Ignoring it is our loss. As Doumeizel writes in the introduction, “seaweed could feed people, replace plastic, decarbonize the economy, cool the atmosphere, clean up the oceans, rebuild marine ecosystems and reduce social injustice by providing jobs and income to coastal populations.” The book then goes on to prove all these points, with chapters on seaweed for food, medicine, materials, and for storing carbon.

All of these things are possible and are being done somewhere in the world, and the book is full of eye-opening case studies, facts and innovative businesses.
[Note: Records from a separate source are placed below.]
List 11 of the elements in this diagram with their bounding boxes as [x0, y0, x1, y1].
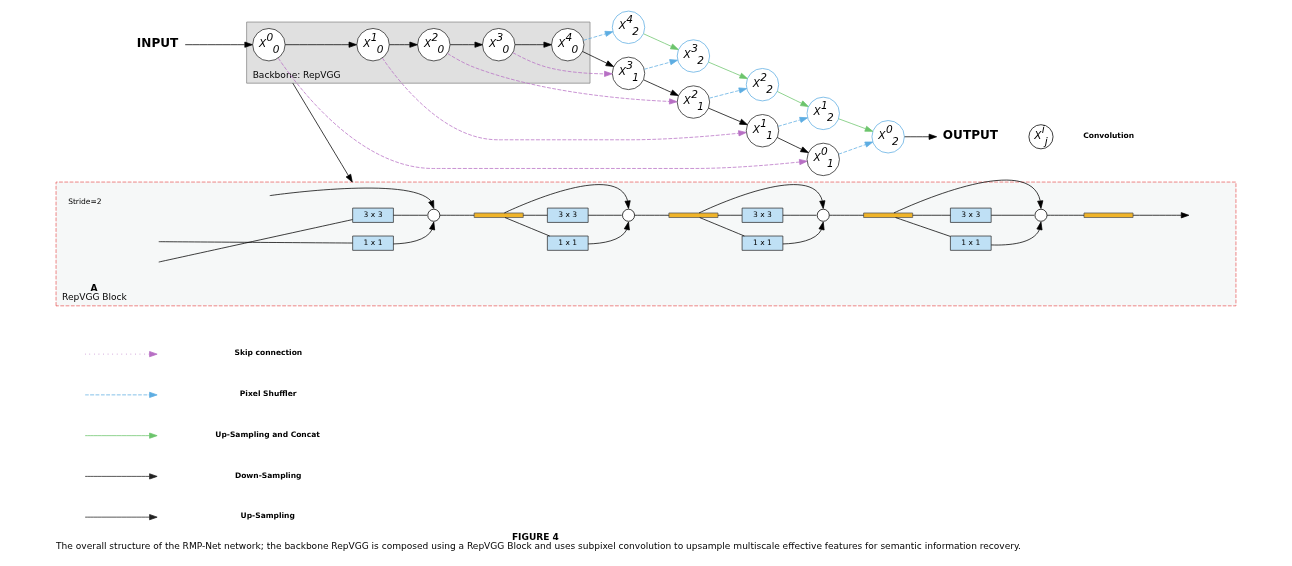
legend-label: Up-Sampling and Concat: [215, 429, 320, 439]
caption: The overall structure of the RMP-Net network; the backbone RepVGG is composed using a RepVGG Block and uses subpixel convolution to upsample multiscale effective features for semantic information recovery.: [56, 541, 1021, 552]
legend-label: Convolution: [1083, 130, 1135, 140]
legend-label: Pixel Shuffler: [239, 389, 297, 399]
legend-label: Up-Sampling: [240, 511, 295, 521]
diagram-title: FIGURE 4: [511, 532, 559, 543]
node-text: INPUT: [136, 35, 179, 50]
legend-label: Down-Sampling: [234, 470, 302, 480]
legend-label: Skip connection: [234, 348, 303, 358]
node-text: OUTPUT: [942, 127, 999, 142]
label: Stride=2: [68, 196, 102, 206]
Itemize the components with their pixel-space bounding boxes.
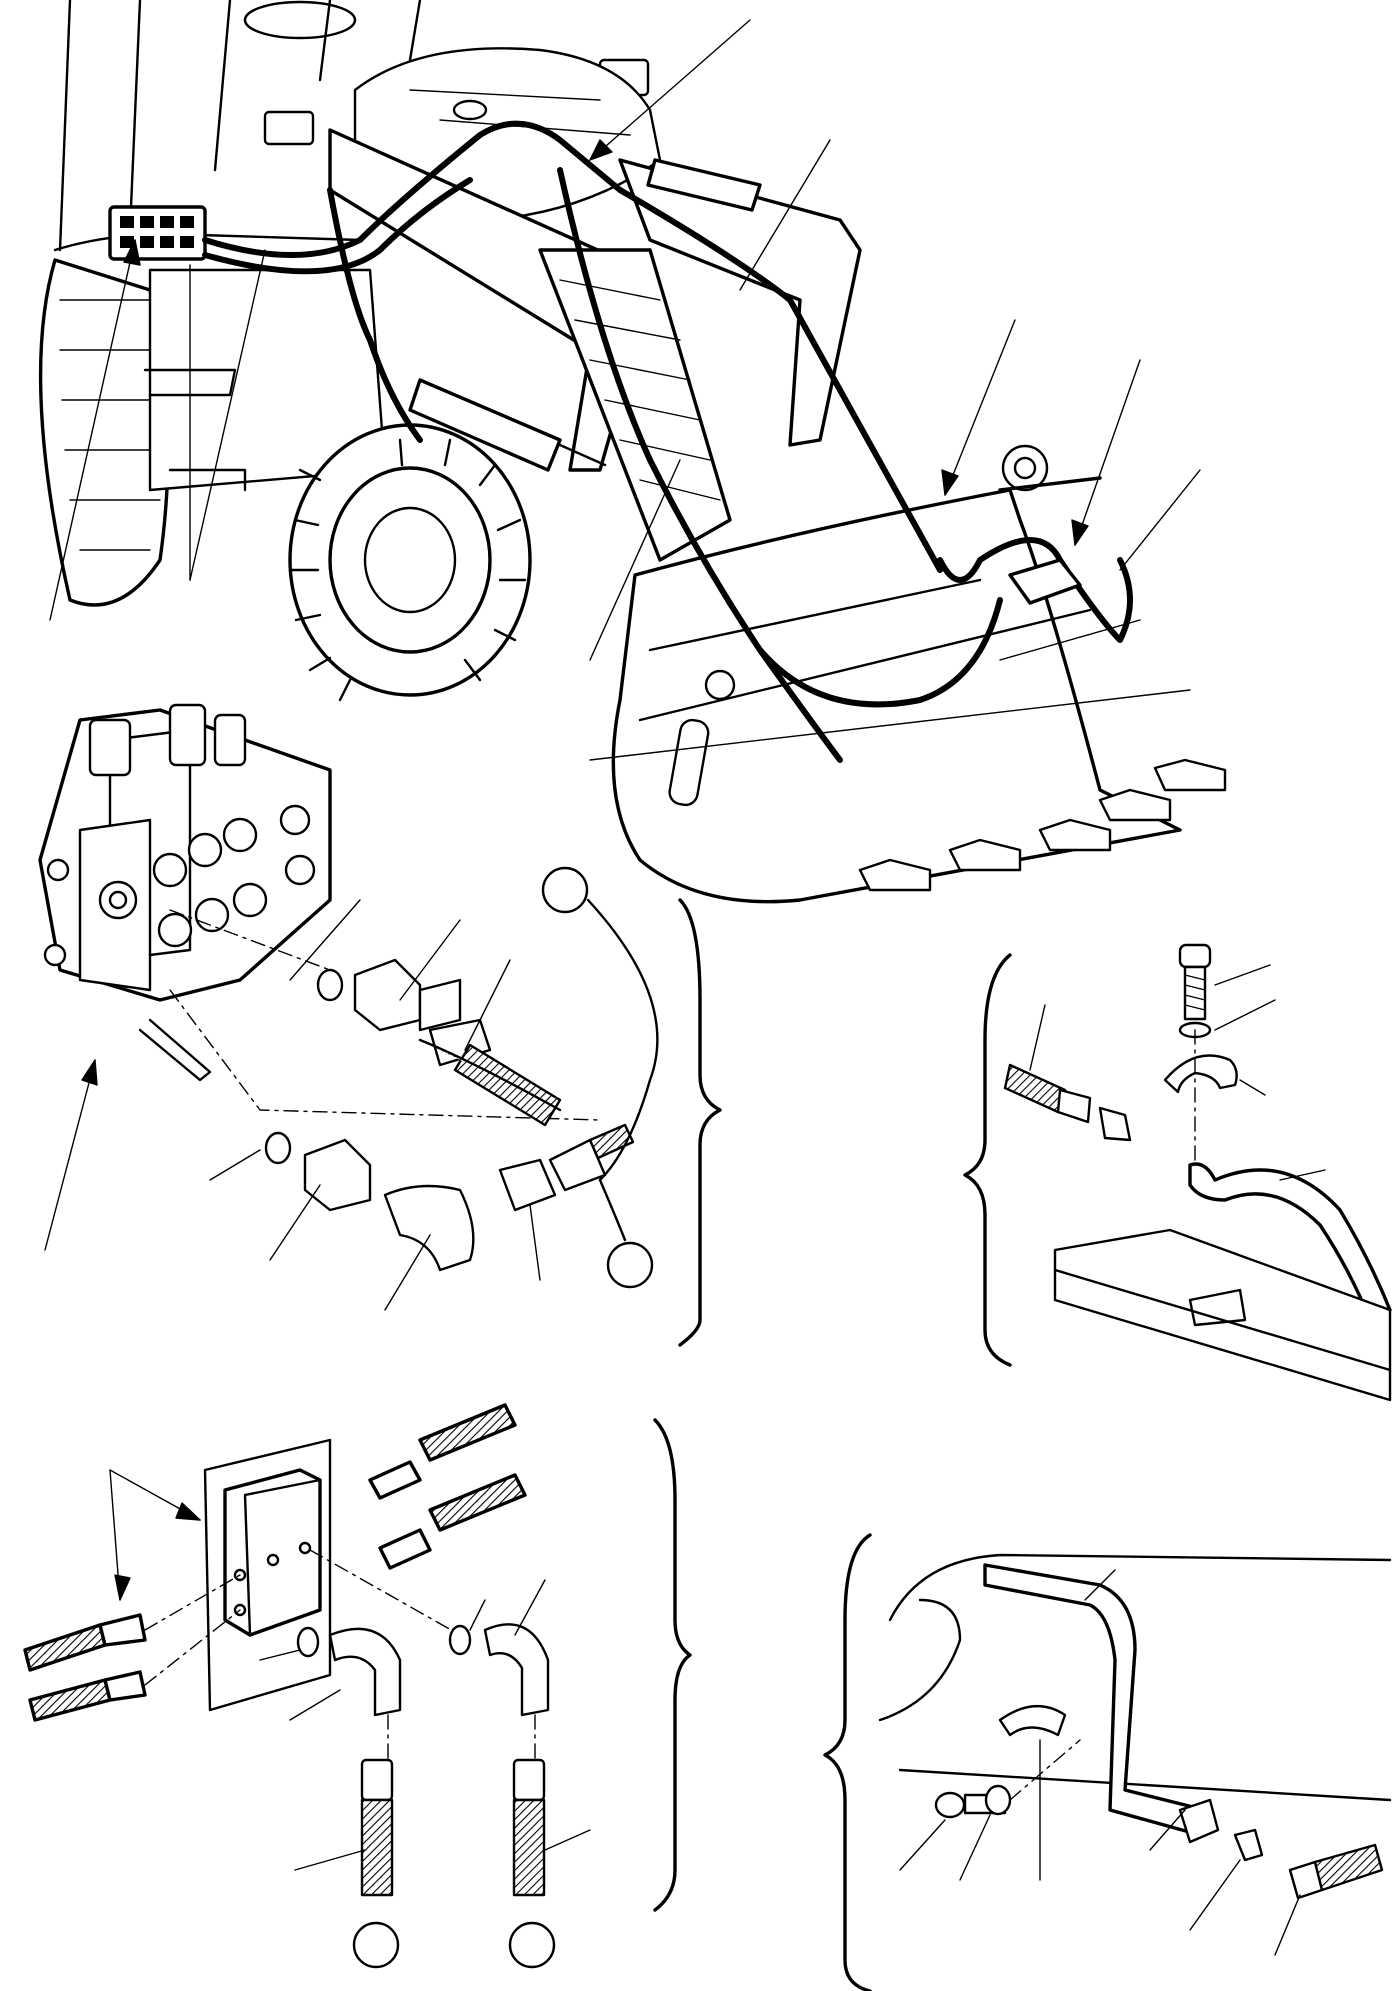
manifold-assembly: [23, 1403, 692, 1969]
bucket-clamp-detail: [963, 943, 1392, 1402]
callout-circle-left: [352, 1921, 400, 1969]
loader-machine: [38, 0, 1227, 904]
callout-circle-right: [508, 1921, 556, 1969]
callout-circle-top: [541, 866, 589, 914]
valve-block-assembly: [38, 703, 722, 1347]
callout-circle-bottom: [606, 1241, 654, 1289]
lower-clamp-detail: [823, 1533, 1392, 1991]
bucket-teeth: [858, 758, 1227, 892]
leader-lines-top: [49, 19, 1201, 761]
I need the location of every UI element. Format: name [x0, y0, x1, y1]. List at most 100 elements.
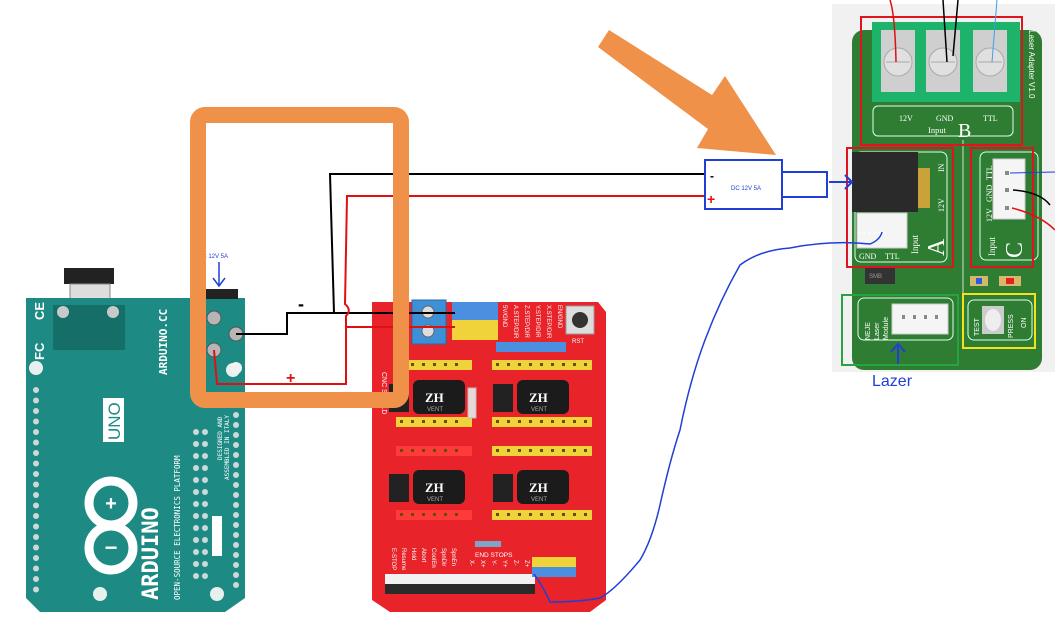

Asia already has ocean farms, including mechanised ones in places such as South Korea, and 97% of seaweed production happens in Asia. Meanwhile, in the West, 99% of our modest seaweed use is foraged by artisanal small businesses. “At sea, we are still Stone Age hunter-gatherers,” says Doumeizel. The agricultural revolution that happened ten thousand years ago on land never had an equivalent at sea, but it could be just as transformative.

If that sounds like an exaggeration, we should remember that seaweed has already influenced the world in some unexpected ways. Algae has shaped evolution and helped to create the earth’s climate. Ancient seaweed dying and sinking to the ocean floor is one of the major sources of fossil fuels. Seaweed was an important food source in early human migration and remains a forgotten culinary tradition in many cultures. More recently, there’s the extraordinary story of a US kelp-farming boom during the First World War, where kelp provided a source of potash for gunpowder. There are contemporary stories of how seaweed has created economic development in Zanzibar, Madagascar, and several other places that have already got on board with ocean farming. We should stop underestimating seaweed.

The Seaweed Revolution has a global perspective, and it’s written with infectious enthusiasm and hands-on expertise. For all the optimism and can-do attitude, the author is aware of potential downsides as well as opportunities. Like anything, ocean farming has to be done well, and Doumeizel is a co-founder of the Safe Seaweed Coalition that is sharing operational and environmental good practice in the emerging industry. With all of that in mind, I think The Seaweed Revolution is one of my favourite books of the year so far.